German Police Nab Download-Service Operators

German authorities have cracked down on what is believed to be Europe's largest illegal commercial downloading service, which has been selling films, music and software.

LONDON -- German authorities have cracked down on what is believed to be Europe's largest illegal commercial downloading service, which has been selling films, music and software.

After a yearlong investigation, German police on Sept. 16 arrested a Munich-based attorney and three businessmen who have allegedly been operating the Web-based service ftp-welt.com.

The Mühlhausen Public Prosecutor in charge of the case is expected to charge the individuals for organized crime offenses, as well as violating copyright laws. The enforcement authorities acted in coordination with Germany's Federation Against Copyright Theft (GVU).

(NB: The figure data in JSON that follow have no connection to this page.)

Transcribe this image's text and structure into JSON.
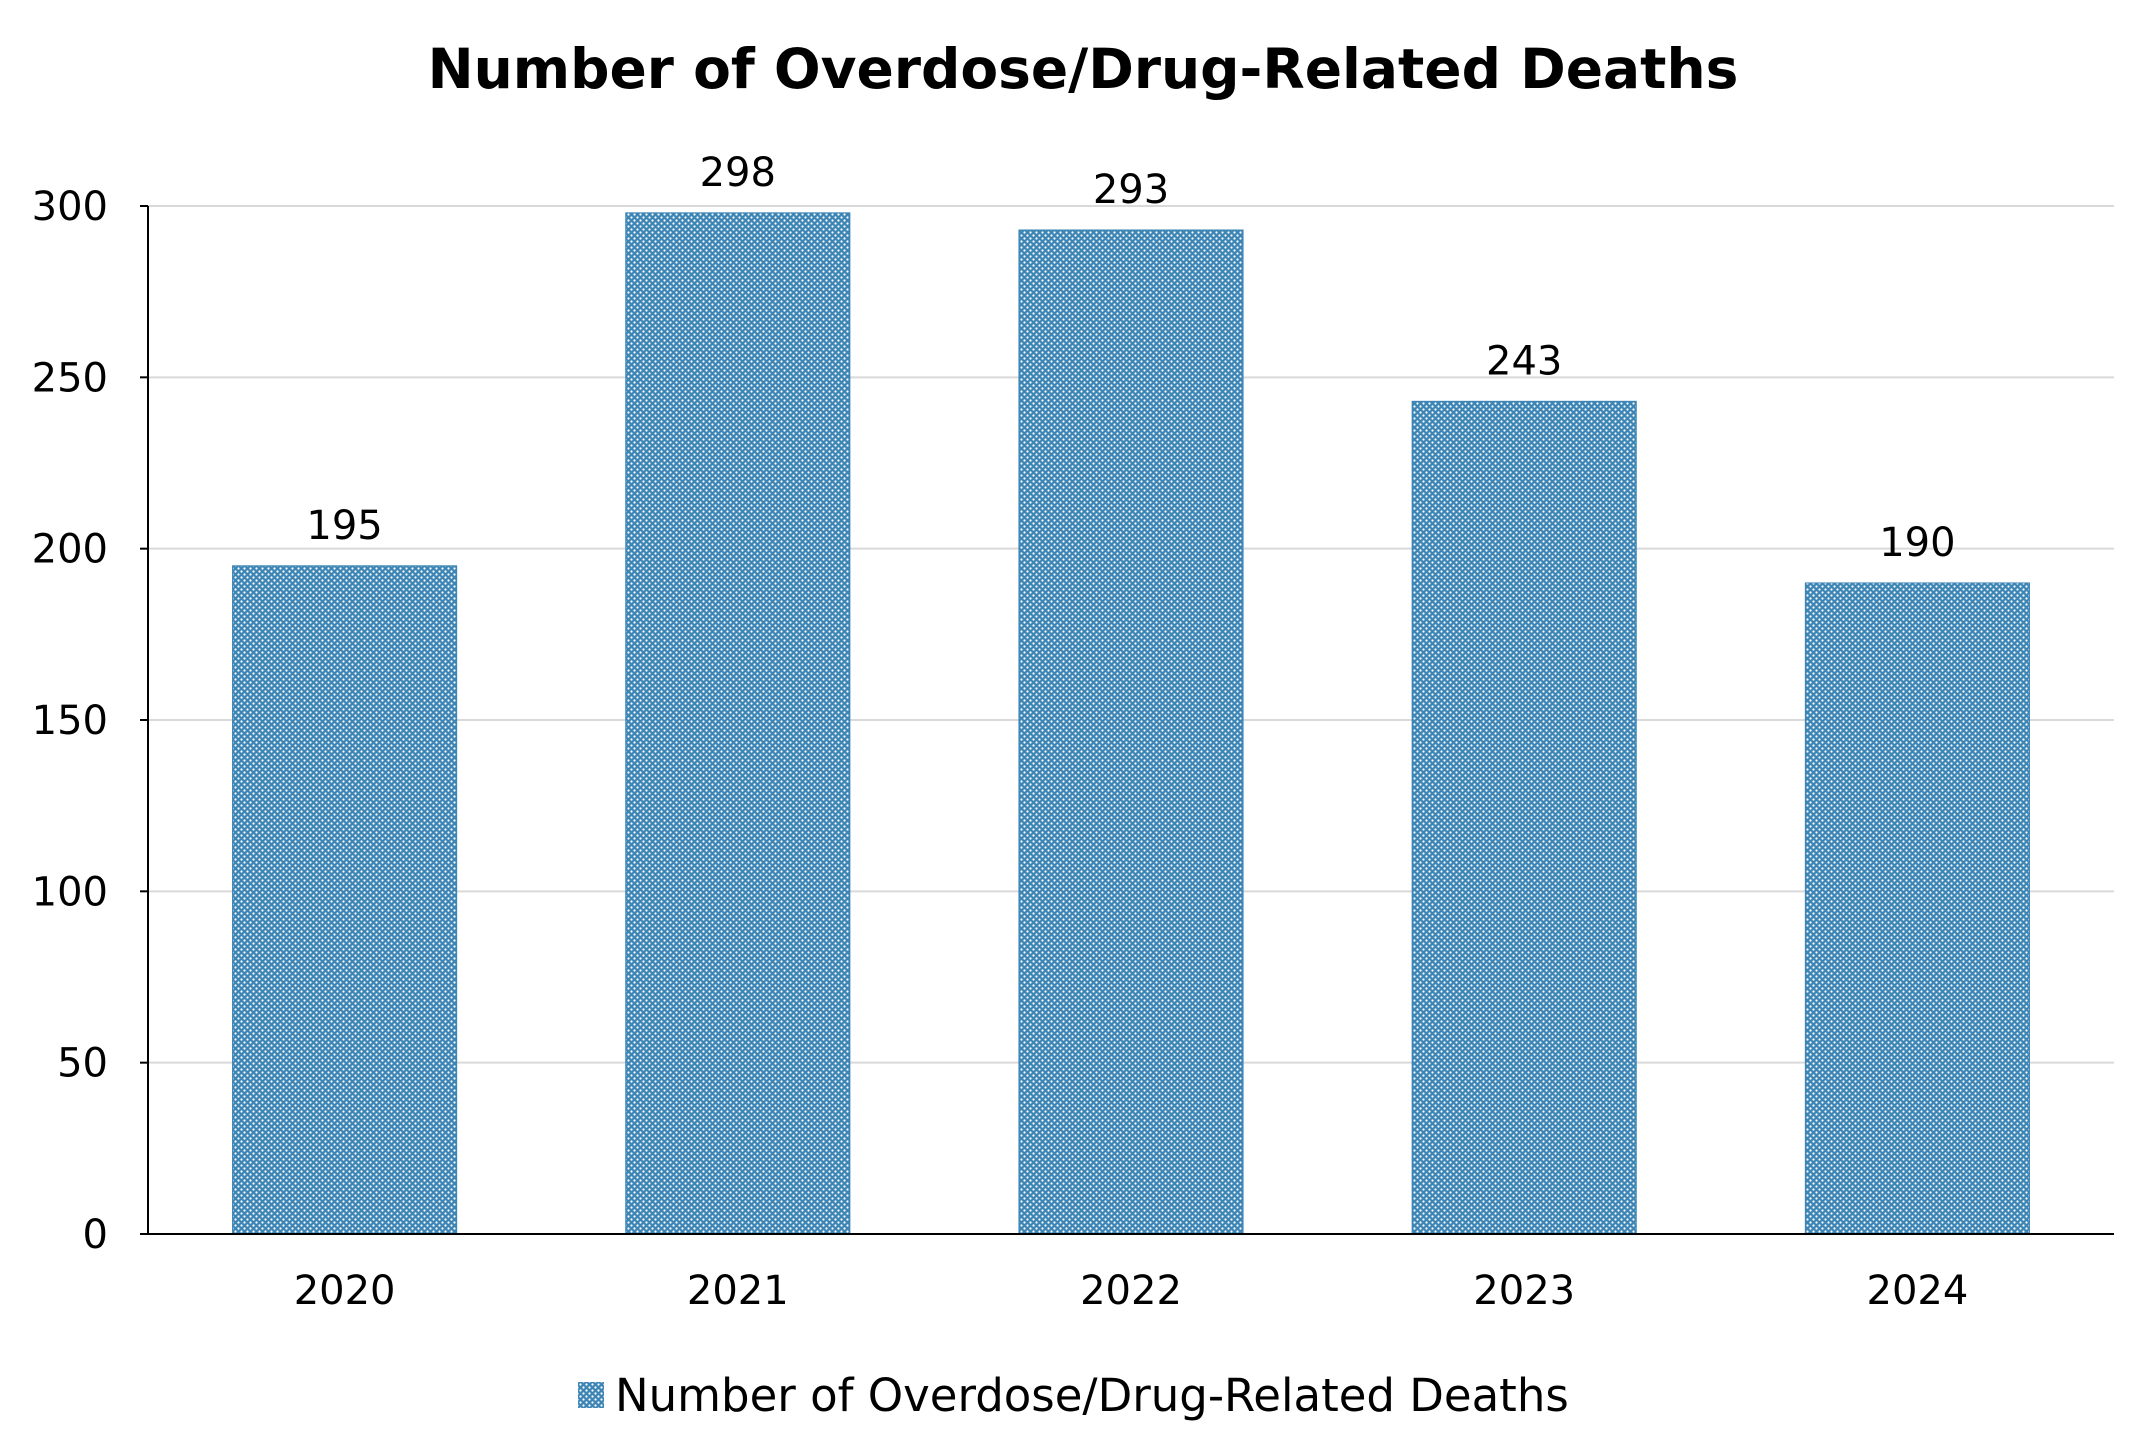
{
  "chart_data": {
    "type": "bar",
    "title": "Number of Overdose/Drug-Related Deaths",
    "categories": [
      "2020",
      "2021",
      "2022",
      "2023",
      "2024"
    ],
    "series": [
      {
        "name": "Number of Overdose/Drug-Related Deaths",
        "values": [
          195,
          298,
          293,
          243,
          190
        ],
        "color": "#3d85b5"
      }
    ],
    "xlabel": "",
    "ylabel": "",
    "ylim": [
      0,
      300
    ],
    "yticks": [
      "0",
      "50",
      "100",
      "150",
      "200",
      "250",
      "300"
    ],
    "data_labels": [
      "195",
      "298",
      "293",
      "243",
      "190"
    ],
    "grid": true,
    "legend_position": "bottom-center",
    "bar_pattern": "dotted",
    "pattern_foreground": "#ffffff"
  }
}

The subscription service offered downloads of unauthorized versions of new movies and other entertainment product. It is believed the site had at least 45,000 subscribers and posted well over 1 million euros ($1.2 million) in revenues this year.

The service, running since June 2003, was operated from Germany but registered in the British Virgin Islands, with servers in the Netherlands and the Czech Republic. According to reports, revenue generated from the operation was directed to a company called Internet Payment Systems Ltd., registered on the Caribbean island of Tortola.

According to the GVU, the attorney, whose name has not been revealed, is known for defending alleged copyright violators, particularly Internet pirates. He apparently registered the company in the British Virgin Islands in August 2003.

The Mühlhausen Public Prosecutor has been in contact with Interpol to seek the assistance of the authorities in the Netherlands and the Czech Republic regarding the seizure of the servers located in those countries within the next few weeks.

"This multi-country crackdown demonstrates our intent to aggressively prosecute these shadowy international figures who brazenly traffic in our member companies' products," says John G. Malcolm, senior VP/director of worldwide anti-piracy operations for the Motion Picture Assn. of America.